5. National income: National accounts consolidate the accounts of different sectors of the economy (households, businesses, government) to measure the country's national income and 

## Create a query vector, search the retrieval vector dbs (pinecone)

### Example of how to search the retrieval vector dbs

In [35]:
res = openai.embeddings.create(input=[query], model=embed_model)

# retrieve the embedding
xq = res.data[0].embedding

# get relevant contexts (including the questions)
index = pc.Index(index_name)
res = index.query(vector=xq, top_k=2, include_metadata=True)

In [36]:
res

{'matches': [{'id': 'chunk-id-590',
              'metadata': {'text': 'As a matter of principle, flows between '
                                   'constituent units within subsectors or  '
                                   'sectors are not consolidated. However, '
                                   'consolidated account s may be compiled for '
                                   'complementary presentations and analyses. '
                                   'Even then, transactionsappearing in '
                                   'different accounts are never consolidated '
                                   'so that the balancing items are not '
                                   'affected by consolidation. Consolidation '
                                   'may be useful, for example, for the '
                                   'government sector as a whole, thus showing '
                                   'the net relations between g overnment and '
                            

### Search retrieval, augment, and query again

In [47]:
# edited by ChatGPT
limit = 5000


def retrieve(query):
    res = openai.embeddings.create(input=[query], model=embed_model)

    # retrieve from Pinecone
    xq = res.data[0].embedding

    # get relevant contexts
    res = index.query(vector=xq, top_k=3, include_metadata=True)
    contexts = [x["metadata"]["text"] for x in res["matches"]]

    # build your pompt w/t the retreived context included
    prompt_start = "Answer the question based on the context below.\n\n" + "Context:\n"
    prompt_end = f"\n\nQuestion: {query}\nAnswer:"

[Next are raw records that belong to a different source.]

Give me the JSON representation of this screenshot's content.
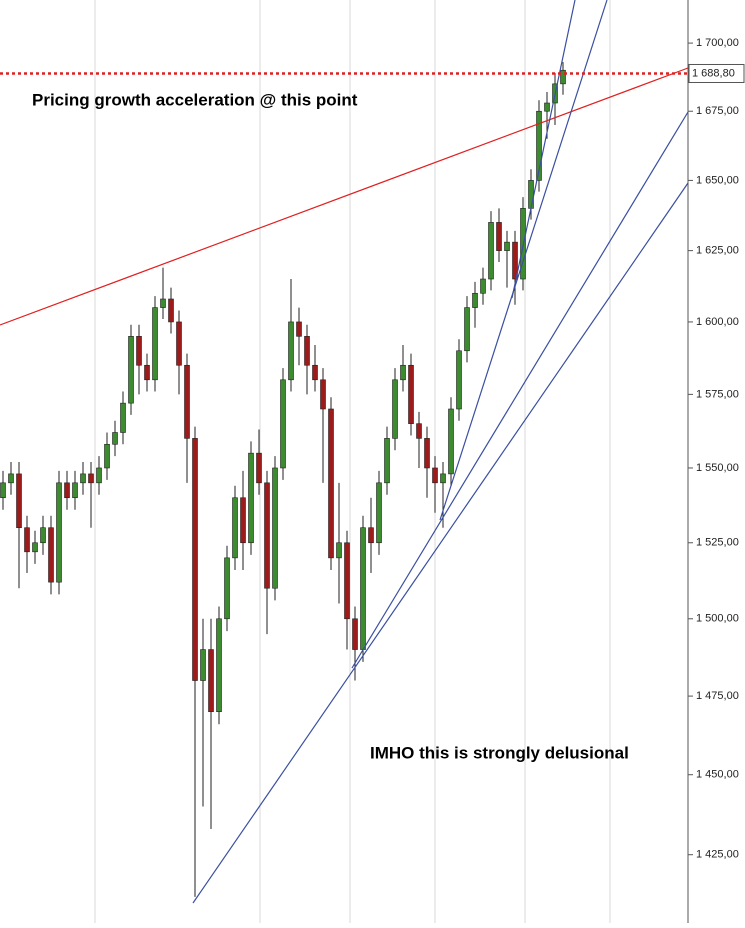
{
  "chart_data": {
    "type": "candlestick",
    "log_scale": true,
    "up_color": "#3d8b2f",
    "down_color": "#9e1b1b",
    "ylim": [
      1404,
      1716
    ],
    "yticks": [
      {
        "value": 1425,
        "label": "1 425,00"
      },
      {
        "value": 1450,
        "label": "1 450,00"
      },
      {
        "value": 1475,
        "label": "1 475,00"
      },
      {
        "value": 1500,
        "label": "1 500,00"
      },
      {
        "value": 1525,
        "label": "1 525,00"
      },
      {
        "value": 1550,
        "label": "1 550,00"
      },
      {
        "value": 1575,
        "label": "1 575,00"
      },
      {
        "value": 1600,
        "label": "1 600,00"
      },
      {
        "value": 1625,
        "label": "1 625,00"
      },
      {
        "value": 1650,
        "label": "1 650,00"
      },
      {
        "value": 1675,
        "label": "1 675,00"
      },
      {
        "value": 1700,
        "label": "1 700,00"
      }
    ],
    "reference_line": {
      "value": 1688.8,
      "label": "1 688,80",
      "color": "#e02020"
    },
    "annotations": [
      "Pricing growth acceleration @ this point",
      "IMHO this is strongly delusional"
    ],
    "ohlc": [
      [
        1540,
        1549,
        1536,
        1545
      ],
      [
        1545,
        1552,
        1541,
        1548
      ],
      [
        1548,
        1552,
        1510,
        1530
      ],
      [
        1530,
        1534,
        1515,
        1522
      ],
      [
        1522,
        1529,
        1518,
        1525
      ],
      [
        1525,
        1534,
        1521,
        1530
      ],
      [
        1530,
        1534,
        1508,
        1512
      ],
      [
        1512,
        1549,
        1508,
        1545
      ],
      [
        1545,
        1549,
        1536,
        1540
      ],
      [
        1540,
        1549,
        1536,
        1545
      ],
      [
        1545,
        1552,
        1541,
        1548
      ],
      [
        1548,
        1552,
        1530,
        1545
      ],
      [
        1545,
        1554,
        1541,
        1550
      ],
      [
        1550,
        1562,
        1546,
        1558
      ],
      [
        1558,
        1566,
        1554,
        1562
      ],
      [
        1562,
        1576,
        1558,
        1572
      ],
      [
        1572,
        1599,
        1568,
        1595
      ],
      [
        1595,
        1599,
        1575,
        1585
      ],
      [
        1585,
        1589,
        1576,
        1580
      ],
      [
        1580,
        1609,
        1576,
        1605
      ],
      [
        1605,
        1619,
        1601,
        1608
      ],
      [
        1608,
        1612,
        1596,
        1600
      ],
      [
        1600,
        1604,
        1575,
        1585
      ],
      [
        1585,
        1589,
        1545,
        1560
      ],
      [
        1560,
        1564,
        1412,
        1480
      ],
      [
        1480,
        1500,
        1440,
        1490
      ],
      [
        1490,
        1500,
        1433,
        1470
      ],
      [
        1470,
        1504,
        1466,
        1500
      ],
      [
        1500,
        1524,
        1496,
        1520
      ],
      [
        1520,
        1544,
        1516,
        1540
      ],
      [
        1540,
        1549,
        1516,
        1525
      ],
      [
        1525,
        1559,
        1521,
        1555
      ],
      [
        1555,
        1563,
        1541,
        1545
      ],
      [
        1545,
        1549,
        1495,
        1510
      ],
      [
        1510,
        1554,
        1506,
        1550
      ],
      [
        1550,
        1584,
        1546,
        1580
      ],
      [
        1580,
        1615,
        1576,
        1600
      ],
      [
        1600,
        1605,
        1585,
        1595
      ],
      [
        1595,
        1599,
        1575,
        1585
      ],
      [
        1585,
        1592,
        1576,
        1580
      ],
      [
        1580,
        1584,
        1545,
        1570
      ],
      [
        1570,
        1574,
        1516,
        1520
      ],
      [
        1520,
        1545,
        1505,
        1525
      ],
      [
        1525,
        1529,
        1490,
        1500
      ],
      [
        1500,
        1504,
        1480,
        1490
      ],
      [
        1490,
        1534,
        1486,
        1530
      ],
      [
        1530,
        1540,
        1515,
        1525
      ],
      [
        1525,
        1549,
        1521,
        1545
      ],
      [
        1545,
        1564,
        1541,
        1560
      ],
      [
        1560,
        1584,
        1556,
        1580
      ],
      [
        1580,
        1592,
        1576,
        1585
      ],
      [
        1585,
        1589,
        1561,
        1565
      ],
      [
        1565,
        1569,
        1550,
        1560
      ],
      [
        1560,
        1564,
        1540,
        1550
      ],
      [
        1550,
        1554,
        1535,
        1545
      ],
      [
        1545,
        1552,
        1530,
        1548
      ],
      [
        1548,
        1574,
        1544,
        1570
      ],
      [
        1570,
        1594,
        1566,
        1590
      ],
      [
        1590,
        1609,
        1586,
        1605
      ],
      [
        1605,
        1614,
        1598,
        1610
      ],
      [
        1610,
        1619,
        1606,
        1615
      ],
      [
        1615,
        1639,
        1611,
        1635
      ],
      [
        1635,
        1640,
        1621,
        1625
      ],
      [
        1625,
        1632,
        1612,
        1628
      ],
      [
        1628,
        1632,
        1606,
        1615
      ],
      [
        1615,
        1644,
        1611,
        1640
      ],
      [
        1640,
        1654,
        1636,
        1650
      ],
      [
        1650,
        1679,
        1646,
        1675
      ],
      [
        1675,
        1682,
        1665,
        1678
      ],
      [
        1678,
        1689,
        1670,
        1685
      ],
      [
        1685,
        1693,
        1681,
        1690
      ]
    ]
  }
}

    # # Initialize prompt to avoid UnboundLocalError
    # prompt = prompt_start + prompt_end

    # append contexts until hitting limit
    prompt = prompt_start
    for context in contexts:
        if len(prompt + context + "\n\n---\n\n" + prompt_end) > limit:
            break
        prompt += context + "\n\n---\n\n"
    prompt += prompt_end

    return prompt

In [48]:
query_with_contexts = retrieve(query)
print(query_with_contexts)

Answer the question based on teh context below.

Context:
As a matter of principle, flows between constituent units within subsectors or  sectors are not consolidated. However, consolidated account s may be compiled for complementary presentations and analyses. Even then, transactionsappearing in different accounts are never consolidated so that the balancing items are not affected by consolidation. Consolidation may be useful, for example, for the government sector as a whole, thus showing the net relations between g overnment and the rest of the economy . This possibility is elaborated in chapter 22. 2.70 Accounts for the total econom y, when fully consolidated, give rise to the rest of the world account (external transactions account). Overview 23Netting 2.71 Consolidation must be di stinguished from netting. For current transactions, netting refers to offsetting uses against resources. The SNA does th is only in a few specific instances; for example, taxes on products may be shown 

In [49]:
# complete the context-infused query
answer_rag = complete(query_with_contexts)
print(answer_rag)

National accounts consolidate accounts in situations where it is useful for complementary presentations and analyses, such as for the government sector as a whole, to show the net relations between government and the rest of the economy.